Une dizaine d’étudiants du département de pharmacie de la Faculté de médecine de l’université d’Oran 01 ont observé, jeudi, un sit-in devant le nouveau centre hospitalier universitaire d’Oran 1er- Novembre » de l’USTO.

Un mouvement de protestation où ils ont brandi des banderoles et scandé des slogans demandant la démission du ministre de l’Enseignement supérieur et de la Recherche scientifique, Tahar Hadjar. Les étudiants accusent, en effet, Hadjar d’avoir fermé les portes du dialogue « tout en menant une campagne de désinformation et d’allégations infondées ». En effet, le ministre avait estimé que le mouvement des étudiants « n’était pas innocent » et que « la majorité de leurs revendications même si elles semblent parfois logiques, ne sont pas saines pour autant », à l’instar, a-t-il dit, des revendications des étudiants en pharmacie et en chirurgie dentaire, réitérant son appel à la vigilance. Il avait appelé récemment les étudiants à la vigilance, car le pays est « visé de toute part, notamment à l’approche des échéances électorales » a-t-il déclaré. Les étudiants de l’université d’Oran ont nié en bloc ces allégations tout en confirmant que leurs revendications sont « légitimes et qu’ils ne sont guère instrumentalisés», donc ne peuvent en aucun cas porter atteinte à la sécurité et la stabilité du pays.
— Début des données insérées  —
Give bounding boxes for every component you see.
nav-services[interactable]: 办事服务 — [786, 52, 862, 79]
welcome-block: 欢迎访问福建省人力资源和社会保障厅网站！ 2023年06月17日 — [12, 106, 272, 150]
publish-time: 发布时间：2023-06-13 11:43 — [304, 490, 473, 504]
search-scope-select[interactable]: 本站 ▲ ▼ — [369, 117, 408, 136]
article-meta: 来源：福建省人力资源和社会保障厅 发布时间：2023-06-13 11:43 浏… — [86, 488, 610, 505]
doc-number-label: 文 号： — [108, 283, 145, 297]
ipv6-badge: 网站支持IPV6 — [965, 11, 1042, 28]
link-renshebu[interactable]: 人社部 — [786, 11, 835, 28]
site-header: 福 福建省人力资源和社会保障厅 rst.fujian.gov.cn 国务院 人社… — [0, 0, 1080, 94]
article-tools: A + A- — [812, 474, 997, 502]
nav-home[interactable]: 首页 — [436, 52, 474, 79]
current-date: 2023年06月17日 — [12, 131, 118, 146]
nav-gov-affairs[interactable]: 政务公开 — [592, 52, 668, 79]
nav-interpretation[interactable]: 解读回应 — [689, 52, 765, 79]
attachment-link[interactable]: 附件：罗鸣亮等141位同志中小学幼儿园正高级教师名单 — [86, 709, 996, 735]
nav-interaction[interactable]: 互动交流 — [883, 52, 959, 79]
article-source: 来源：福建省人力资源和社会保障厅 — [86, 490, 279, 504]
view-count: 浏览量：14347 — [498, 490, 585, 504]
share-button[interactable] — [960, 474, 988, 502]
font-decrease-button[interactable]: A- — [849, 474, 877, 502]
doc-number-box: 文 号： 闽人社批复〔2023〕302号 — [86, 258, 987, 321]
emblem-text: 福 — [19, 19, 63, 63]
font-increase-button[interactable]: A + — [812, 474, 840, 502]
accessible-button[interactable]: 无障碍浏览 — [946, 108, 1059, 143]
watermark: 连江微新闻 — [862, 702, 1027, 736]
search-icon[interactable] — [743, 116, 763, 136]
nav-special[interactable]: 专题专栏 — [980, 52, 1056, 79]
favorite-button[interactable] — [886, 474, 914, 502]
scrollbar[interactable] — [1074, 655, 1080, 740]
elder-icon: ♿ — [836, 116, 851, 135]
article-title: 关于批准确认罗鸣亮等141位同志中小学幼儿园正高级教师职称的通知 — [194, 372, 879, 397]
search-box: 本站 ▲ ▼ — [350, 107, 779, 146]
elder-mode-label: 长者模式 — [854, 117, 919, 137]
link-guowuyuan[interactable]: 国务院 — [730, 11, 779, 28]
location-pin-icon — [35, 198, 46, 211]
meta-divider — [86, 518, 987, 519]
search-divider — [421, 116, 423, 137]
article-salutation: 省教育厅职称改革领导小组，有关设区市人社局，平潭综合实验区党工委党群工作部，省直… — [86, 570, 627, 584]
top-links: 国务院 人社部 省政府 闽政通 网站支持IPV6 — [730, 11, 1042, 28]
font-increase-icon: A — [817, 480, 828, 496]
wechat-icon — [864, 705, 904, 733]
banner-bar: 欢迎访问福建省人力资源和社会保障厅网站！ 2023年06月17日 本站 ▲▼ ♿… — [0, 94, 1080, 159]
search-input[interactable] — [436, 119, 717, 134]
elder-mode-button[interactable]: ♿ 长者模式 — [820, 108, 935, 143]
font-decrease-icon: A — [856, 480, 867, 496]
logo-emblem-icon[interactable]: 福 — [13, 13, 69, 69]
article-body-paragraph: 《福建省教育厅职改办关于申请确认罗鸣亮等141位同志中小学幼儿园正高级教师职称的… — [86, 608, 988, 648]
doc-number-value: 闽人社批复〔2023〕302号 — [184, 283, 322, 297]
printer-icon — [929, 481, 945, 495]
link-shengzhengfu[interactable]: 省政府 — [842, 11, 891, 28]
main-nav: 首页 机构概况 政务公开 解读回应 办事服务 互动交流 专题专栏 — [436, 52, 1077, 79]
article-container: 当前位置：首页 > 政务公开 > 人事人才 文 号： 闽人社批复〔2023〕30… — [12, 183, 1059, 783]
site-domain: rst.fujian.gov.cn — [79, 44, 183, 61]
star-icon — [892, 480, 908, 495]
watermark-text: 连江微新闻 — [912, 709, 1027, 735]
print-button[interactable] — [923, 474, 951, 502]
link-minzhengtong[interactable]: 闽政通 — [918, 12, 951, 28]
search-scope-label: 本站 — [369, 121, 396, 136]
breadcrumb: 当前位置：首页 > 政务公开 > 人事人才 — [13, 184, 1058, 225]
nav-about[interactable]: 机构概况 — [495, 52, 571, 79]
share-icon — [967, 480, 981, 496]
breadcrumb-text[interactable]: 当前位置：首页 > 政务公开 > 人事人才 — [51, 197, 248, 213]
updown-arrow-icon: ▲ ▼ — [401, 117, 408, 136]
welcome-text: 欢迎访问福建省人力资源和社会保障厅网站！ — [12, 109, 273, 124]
Ces étudiants, qui n’ont pas encore avalé leur colère, prévoient d’organiser demain un autre sit-in de protestation devant le siège du ministère de l’Enseignement supérieur à Alger et réclamer auprès du président de la République Abdelaziz Bouteflika et du Premier ministre, Abdelmalek Sellal la destitution de Hadjar de son poste.
Aujourd’hui, « on dit au ministre de la Santé, de la Population et de la Réforme hospitalière Abdelmalek Boudiaf ainsi qu’à M. Hadjar, on en a assez des 10 000 diplômés en pharmacie menacés par le spectre du chômage », a déclaré l’un des étudiants à Reporters. « Un nombre considérable d’étudiants finissent par se retrouver, après cinq ans de cursus universitaire, comme simple vendeur dans une officine », ajoute notre interlocuteur. A ses yeux, la décision du ministre de la Santé, l’année passée, de lever le gel sur l’octroi des licences pour l’ouverture de nouvelles pharmacies, n’a pas résolu le problème de chômage auquel ils sont confrontés. « Les nouveaux diplômés n’ont pas les moyens financiers pour ouvrir leur propre pharmacie. Pis encore, ils peinent à décrocher un emploi dans les laboratoires de recherche parce que peu d’opérateurs économiques se lancent dans l’industrie pharmaceutique », indiquent les étudiants. Ces étudiants qui disent que leurs revendications sont purement « pédagogiques », dénoncent l’insuffisance de postes de résidanat, le manque de nouvelles spécialités et la quasi-absence de stages dans les grands laboratoires. Il y a lieu de rappeler que des représentants des étudiants en pharmacie, en grève depuis plus de deux mois, ont été reçus dernièrement par le président de la commission de l’enseignement supérieur de l’Assemblée populaire nationale qui leur a promis de transmettre leurs doléances au Premier ministre.